第11章 内側の裏切り者

46.真相は欲望の香り(1)

 芝の上に座ったレイルが、ひょいっと収納空間から報告書を引っ張り出した。束ではなく、僅か1枚の薄いカードだ。以前に報告書を同じ形で見たため、受け取るとすぐに読み始めた。


「なんで胸元に入れてこないんだ?」


 収納するまでもなく、胸ポケットでも十分入れられる大きさだ。失くす心配をしてるんだろうか。オレの疑問へ、レイルは苦笑いして額をこづいた。


「おまえ、おれの授業を聞き流したな? 情報は命より大事だと教えただろ」


 確かにそんな話を聞かされた。どんな見事な作戦でも、相手に筒抜けなら愚策になりさがる。素晴らしい案も、敵に奪われたら利用される。その危険性について説明された中で出てきた言葉だった。


 命より情報を大切にしろ。


「そこまで重要な情報…………だね」


 てっきり今回の西の国に関する情報だと思った。作戦に関する情報をシフェル辺りに頼まれて、運んできただけだと……勝手に考えていたが、内容はもっと重要なものだ。

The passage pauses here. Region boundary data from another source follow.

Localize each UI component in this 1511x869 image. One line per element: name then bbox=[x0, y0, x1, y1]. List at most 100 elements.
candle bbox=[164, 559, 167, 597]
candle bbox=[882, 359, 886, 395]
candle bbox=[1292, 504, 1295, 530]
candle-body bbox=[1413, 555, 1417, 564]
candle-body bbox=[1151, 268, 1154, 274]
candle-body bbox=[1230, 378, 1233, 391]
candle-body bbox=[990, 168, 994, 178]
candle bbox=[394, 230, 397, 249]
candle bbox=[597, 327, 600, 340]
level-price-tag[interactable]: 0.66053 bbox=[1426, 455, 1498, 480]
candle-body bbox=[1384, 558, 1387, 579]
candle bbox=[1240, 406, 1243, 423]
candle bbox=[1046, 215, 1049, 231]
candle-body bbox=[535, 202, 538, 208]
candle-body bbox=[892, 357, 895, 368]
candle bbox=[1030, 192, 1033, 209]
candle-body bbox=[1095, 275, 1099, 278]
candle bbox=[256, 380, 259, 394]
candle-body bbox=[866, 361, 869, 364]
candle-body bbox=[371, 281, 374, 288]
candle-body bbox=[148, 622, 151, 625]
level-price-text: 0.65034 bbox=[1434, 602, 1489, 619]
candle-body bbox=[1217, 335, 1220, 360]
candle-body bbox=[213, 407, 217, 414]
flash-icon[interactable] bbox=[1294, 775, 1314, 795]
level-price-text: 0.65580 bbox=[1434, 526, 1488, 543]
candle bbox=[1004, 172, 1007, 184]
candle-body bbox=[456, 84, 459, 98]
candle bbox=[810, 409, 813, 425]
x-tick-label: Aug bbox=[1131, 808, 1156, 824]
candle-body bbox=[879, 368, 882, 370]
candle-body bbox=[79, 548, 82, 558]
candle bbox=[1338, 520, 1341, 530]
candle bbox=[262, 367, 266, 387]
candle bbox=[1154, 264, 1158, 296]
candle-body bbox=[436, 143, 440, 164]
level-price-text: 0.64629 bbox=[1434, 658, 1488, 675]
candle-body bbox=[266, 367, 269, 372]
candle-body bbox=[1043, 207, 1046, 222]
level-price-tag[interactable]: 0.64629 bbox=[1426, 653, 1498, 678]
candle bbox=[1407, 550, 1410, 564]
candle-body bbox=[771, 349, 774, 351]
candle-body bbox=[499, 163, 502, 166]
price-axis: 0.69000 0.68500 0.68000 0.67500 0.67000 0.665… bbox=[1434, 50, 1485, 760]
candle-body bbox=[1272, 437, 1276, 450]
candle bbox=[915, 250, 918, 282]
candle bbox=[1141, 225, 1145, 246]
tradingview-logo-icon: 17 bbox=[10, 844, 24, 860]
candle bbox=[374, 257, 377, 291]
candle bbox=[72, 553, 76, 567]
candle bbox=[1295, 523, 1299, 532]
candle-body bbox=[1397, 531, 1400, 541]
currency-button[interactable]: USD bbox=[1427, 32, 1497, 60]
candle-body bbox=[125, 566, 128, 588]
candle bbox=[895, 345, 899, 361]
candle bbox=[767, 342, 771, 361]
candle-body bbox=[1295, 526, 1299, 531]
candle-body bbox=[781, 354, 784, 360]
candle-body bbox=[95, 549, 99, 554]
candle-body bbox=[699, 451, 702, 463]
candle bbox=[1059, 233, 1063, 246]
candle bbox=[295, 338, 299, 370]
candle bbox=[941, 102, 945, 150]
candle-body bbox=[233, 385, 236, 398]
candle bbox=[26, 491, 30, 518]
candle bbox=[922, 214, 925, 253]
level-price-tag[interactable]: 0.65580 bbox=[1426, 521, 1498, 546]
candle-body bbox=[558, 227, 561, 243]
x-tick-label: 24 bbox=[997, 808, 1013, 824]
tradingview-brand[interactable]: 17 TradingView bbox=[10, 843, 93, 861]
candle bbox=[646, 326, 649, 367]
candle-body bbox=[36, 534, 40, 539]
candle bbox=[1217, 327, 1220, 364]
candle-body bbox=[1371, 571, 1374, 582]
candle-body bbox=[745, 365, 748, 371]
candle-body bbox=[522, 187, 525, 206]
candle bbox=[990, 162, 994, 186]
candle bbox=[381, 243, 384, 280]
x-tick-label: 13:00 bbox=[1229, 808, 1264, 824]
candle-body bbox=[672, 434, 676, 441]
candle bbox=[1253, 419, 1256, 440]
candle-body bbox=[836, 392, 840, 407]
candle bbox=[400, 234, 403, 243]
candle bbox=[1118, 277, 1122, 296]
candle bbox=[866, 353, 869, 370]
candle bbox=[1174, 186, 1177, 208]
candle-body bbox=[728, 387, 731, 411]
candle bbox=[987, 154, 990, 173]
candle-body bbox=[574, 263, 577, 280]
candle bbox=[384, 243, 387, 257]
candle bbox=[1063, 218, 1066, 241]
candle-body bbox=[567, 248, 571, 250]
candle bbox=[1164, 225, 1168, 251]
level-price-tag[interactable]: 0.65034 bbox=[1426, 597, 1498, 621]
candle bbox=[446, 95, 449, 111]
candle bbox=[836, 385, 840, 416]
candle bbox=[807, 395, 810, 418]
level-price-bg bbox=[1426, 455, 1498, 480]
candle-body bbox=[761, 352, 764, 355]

 リアムと食べた食事に入っていた毒の種類と入手経路、実行犯と主犯について書かれた報告書を読み終えると、すぐに自分の収納空間へ放り込んだ。こんなもの、他者の手に渡ったら大変だ。


「本当なのか?」


 声が少し掠れる。気遣う眼差しをくれるノアやジャックにも話せない。ごくりと喉を鳴らしたオレの表情に緊張を読み取り、レイルは肩を竦めた。ちくちくする芝を撫でながら視線を逸らし、言葉を探してから顔をあげる。レイルの薄氷色の瞳は鋭く、正面からオレに突き刺さった。


「おれの名にかけて」


 情報屋としての仕事に誰より誇りを持つ男の断言に、ぐっと拳を握る。真剣な話にジークムンド達は距離を置いていた。こういった気遣いは大人の対応だ。逆にオレと距離が近いジャック達は、心配から側を離れられないようだ。


「ジャック、ノア、サシャも……ちょっとごめん」


 離れて欲しいと口にしたオレの頭をぽんと叩いて、最初にジャックが離れた。サシャは溜め息をついて苦笑いを浮かべるが歩いていく。ノアは心配そうに眉根を下げていたが「あとでな」と声をかけて距離を置いてくれた。


「しっかりボスしてるな」


 揶揄うレイルの声に肩をすくめ、もう一度報告書を取り出す。表示した内容の下部に名前がいくつか羅列してあった。見覚えのない名前もあるが、一番上の主犯は知っている。


 ――――スレヴィ・ラ・メッツァラ。


 熊属性の大柄な身体と真面目そうな性格、シフェルの兄である人。